Hurd eyes IT automation as boon for users, HP

19.12.2005
In Hewlett-Packard Co. 's brave new IT world, some data centers will be run without people. And in the ones where IT technicians are still needed, workers will be able to manage ten times the number of servers they do now, thanks to increased automation.

That's the vision sketched out by HP CEO Mark Hurd at a meeting with securities analysts in New York last week. Hurd predicted that automation -- not "labor arbitrage," or cutting labor costs through offshoring and other means -- is going to become the leading IT cost-saving tool in the years ahead.

But HP faces some big hurdles in its effort to convince IT managers that Hurd's automation plan will actually lead to major benefits for users.

First, HP has to clean up its own IT operations, which it wants to use as a showcase to convince users that automation can make a difference.

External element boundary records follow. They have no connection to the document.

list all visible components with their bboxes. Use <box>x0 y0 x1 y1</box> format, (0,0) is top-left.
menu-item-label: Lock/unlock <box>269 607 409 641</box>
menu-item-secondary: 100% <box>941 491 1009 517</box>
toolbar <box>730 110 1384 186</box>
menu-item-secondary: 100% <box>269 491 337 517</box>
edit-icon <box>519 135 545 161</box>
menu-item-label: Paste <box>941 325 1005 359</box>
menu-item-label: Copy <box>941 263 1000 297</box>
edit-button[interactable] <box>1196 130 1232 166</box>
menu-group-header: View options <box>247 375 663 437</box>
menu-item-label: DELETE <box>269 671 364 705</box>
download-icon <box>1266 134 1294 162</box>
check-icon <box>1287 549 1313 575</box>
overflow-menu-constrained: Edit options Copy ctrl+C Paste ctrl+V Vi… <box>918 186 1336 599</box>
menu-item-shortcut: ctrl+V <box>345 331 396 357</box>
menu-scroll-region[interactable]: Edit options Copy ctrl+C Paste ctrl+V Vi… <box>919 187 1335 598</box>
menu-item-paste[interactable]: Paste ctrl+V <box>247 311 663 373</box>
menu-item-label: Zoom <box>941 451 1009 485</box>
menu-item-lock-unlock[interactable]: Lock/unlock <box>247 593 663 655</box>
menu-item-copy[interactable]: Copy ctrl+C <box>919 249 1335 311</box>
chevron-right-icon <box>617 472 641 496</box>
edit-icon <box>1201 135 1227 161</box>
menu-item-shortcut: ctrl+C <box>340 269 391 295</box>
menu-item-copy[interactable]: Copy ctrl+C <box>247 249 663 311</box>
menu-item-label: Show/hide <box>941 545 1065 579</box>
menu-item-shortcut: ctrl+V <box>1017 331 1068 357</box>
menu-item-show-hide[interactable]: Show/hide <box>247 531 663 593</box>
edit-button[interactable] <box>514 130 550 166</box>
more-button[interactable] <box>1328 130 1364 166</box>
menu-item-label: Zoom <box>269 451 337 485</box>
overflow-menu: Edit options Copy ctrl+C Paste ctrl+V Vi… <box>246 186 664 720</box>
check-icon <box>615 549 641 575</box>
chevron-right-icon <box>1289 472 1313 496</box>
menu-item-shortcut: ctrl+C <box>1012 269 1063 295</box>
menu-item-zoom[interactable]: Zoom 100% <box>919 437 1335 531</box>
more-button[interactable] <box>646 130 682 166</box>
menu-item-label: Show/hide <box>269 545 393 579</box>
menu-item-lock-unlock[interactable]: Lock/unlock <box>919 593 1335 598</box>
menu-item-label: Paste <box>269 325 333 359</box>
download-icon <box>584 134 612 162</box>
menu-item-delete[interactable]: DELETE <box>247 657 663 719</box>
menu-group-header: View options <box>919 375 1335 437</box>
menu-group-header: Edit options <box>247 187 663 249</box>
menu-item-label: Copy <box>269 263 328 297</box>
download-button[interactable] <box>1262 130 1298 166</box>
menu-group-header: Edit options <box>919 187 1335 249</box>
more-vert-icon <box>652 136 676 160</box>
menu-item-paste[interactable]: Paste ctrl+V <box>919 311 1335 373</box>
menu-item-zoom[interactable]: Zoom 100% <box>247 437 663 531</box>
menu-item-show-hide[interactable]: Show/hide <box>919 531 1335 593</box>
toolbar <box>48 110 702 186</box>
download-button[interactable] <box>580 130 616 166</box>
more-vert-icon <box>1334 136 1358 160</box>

The company plans to spend US$2.8 billion on capital improvements during its current fiscal year, much of it on IT projects, including the consolidation of more than 85 data centers into just six facilities. That represents a 40 percent increase over HP's capital budget for the year that ended Oct. 31, when it spent just shy of $2 billion.

Second, HP is going to have to demonstrate that a ratio of one technician for every 200 servers is possible through the use of virtualization and automation technologies. The typical ratio now is about 1-to-20, said Ann Livermore, executive vice president of HP's Technology Solutions Group. Eye on Support Ratios

Dave Dully, chief technology officer at Baptist Health System Inc. in Jacksonville, Fla., has 225 servers running Windows and NetWare, and seven technicians -- or about one for every 36 machines. That's a relatively high ratio, helped by Baptist Health's standardized IT environment. But getting to a ratio of 1-to-200 "is not anything I can envision at this point," because of the uniqueness of individual servers, Dully said.